Weder nach der Aktenlage noch nach dem Beschwerdevorbringen verfügte die Beschwerdeführerin jemals über eine Aufenthaltsbewilligung. Die belangte Behörde wertete den Antrag daher zu Recht nicht als Verlängerungsantrag. Aus diesem Grund ist der angefochtene Bescheid auch nicht gemäß § 113 Abs. 6 oder 7 des Fremdengesetzes 1997 mit Ablauf des 31. Dezember 1997 außer Kraft getreten.

Gemäß § 6 Abs. 2 erster Satz AufG ist der Antrag auf Erteilung einer Aufenthaltsbewilligung vor der Einreise nach Österreich vom Ausland aus zu stellen. Mit "der Einreise nach Österreich" im Sinne dieser Bestimmung ist die Einreise des Antragstellers gemeint (vgl. ua. das hg. Erkenntnis vom 14. Mai 1996, Zl. 95/19/1168, mwN.).

Entgegen dem Beschwerdevorbringen kann es im vorliegenden Fall dahingestellt bleiben, ob die Beschwerdeführerin, wie sie behauptet, ihren Antrag selbst im Ausland bei der österreichischen Botschaft in Preßburg eingebracht hat. Nach dem ua. aus den Gesetzesmaterialien erschließbaren Normzweck des § 6 Abs. 2 AufG wird für die Erteilung einer Aufenthaltsbewilligung nach der ständigen Judikatur des Verwaltungsgerichtshofes nämlich nicht nur vorausgesetzt, daß der Antrag vor der Einreise in das Bundesgebiet gestellt wird, sondern auch, daß die Entscheidung über den Antrag vom Ausland aus abgewartet wird (vgl. das hg. Erkenntnis vom 22. Februar 1996, Zl. 95/19/1703, mwN.). Das im § 6 Abs. 2 erster Satz AufG normierte Erfordernis, einen Bewilligungsantrag vom Ausland aus zu stellen und die Entscheidung über den Antrag vom Ausland aus abzuwarten, ist nach der Judikatur des Verwaltungsgerichtshofes nicht als bloße Formvorschrift zu werten, sondern als Voraussetzung, deren Nichterfüllung die Abweisung eines Antrages nach sich zieht (vgl. die hg. Erkenntnisse vom 24. Jänner 1997, Zl. 96/19/1010 sowie Zl. 95/19/0895).

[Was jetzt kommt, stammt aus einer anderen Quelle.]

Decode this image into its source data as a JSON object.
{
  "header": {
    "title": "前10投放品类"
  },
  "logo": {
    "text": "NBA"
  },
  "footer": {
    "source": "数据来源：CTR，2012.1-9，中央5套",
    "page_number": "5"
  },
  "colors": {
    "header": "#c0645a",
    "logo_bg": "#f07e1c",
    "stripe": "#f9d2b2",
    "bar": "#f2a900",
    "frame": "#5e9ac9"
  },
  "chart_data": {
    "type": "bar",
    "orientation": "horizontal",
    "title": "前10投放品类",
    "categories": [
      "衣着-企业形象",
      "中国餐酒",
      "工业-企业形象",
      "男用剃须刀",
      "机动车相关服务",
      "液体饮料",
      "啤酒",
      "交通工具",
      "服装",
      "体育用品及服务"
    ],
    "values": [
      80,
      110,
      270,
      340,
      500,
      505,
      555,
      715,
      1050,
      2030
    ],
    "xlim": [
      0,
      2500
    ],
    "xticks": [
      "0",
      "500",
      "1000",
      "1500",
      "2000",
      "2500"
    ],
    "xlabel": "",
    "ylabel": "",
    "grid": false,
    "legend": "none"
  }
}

Die Beschwerdeführerin verkennt die Begründung der belangten Behörde, wenn sie dieser die Rechtsauffassung unterstellt, ein Antrag auf Erteilung einer Aufenthaltsbewilligung, der während der Gültigkeit eines Touristensichtvermerkes vom Ausland aus gestellt wird, sei im Sinne des § 6 Abs. 2 sowie des § 10 Abs. 1 Z. 6 FrG nicht bewilligungsfähig. Wie die Begründung des angefochtenen Bescheides nämlich klar zeigt, geht die belangte Behörde selbst davon aus, daß die Beschwerdeführerin bei der österreichischen Botschaft in Preßburg einen Antrag auf Aufenthaltsbewilligung gestellt hat, sich (gleichwohl) "derzeit" - d.h. im Zeitpunkt der Erlassung des angefochtenen Bescheides - im Bundesgebiet aufhalte. Träfe diese Feststellung zu, so erwiese sich die Abweisung des Antrages der Beschwerdeführerin gemäß § 6 Abs. 2 AufG ungeachtet einer allenfalls in Preßburg, somit im Ausland, erfolgten Antragstellung durch die Beschwerdeführerin als rechtmäßig.

Vom Erfordernis, den Antrag auf Erteilung einer Aufenthaltsbewilligung vom Ausland aus zu stellen und die Entscheidung über diesen Antrag vom Ausland aus abzuwarten, durfte die belangte Behörde nur dann absehen, wenn die Beschwerdeführerin zu jenem Personenkreis zählte, der aufgrund § 6 Abs. 2 dritter Satz AufG oder einer darauf beruhenden Verordnung der Bundesregierung ausnahmsweise zur Inlandsantragstellung berechtigt war. Weder aus den vorgelegten Verwaltungsakten noch aus dem Beschwerdevorbringen ergeben sich jedoch Hinweise darauf, daß die Beschwerdeführerin zu diesem Personenkreis zählt. Die belangte Behörde hatte den Antrag der Beschwerdeführerin daher an § 6 Abs. 2 erster Satz AufG zu messen.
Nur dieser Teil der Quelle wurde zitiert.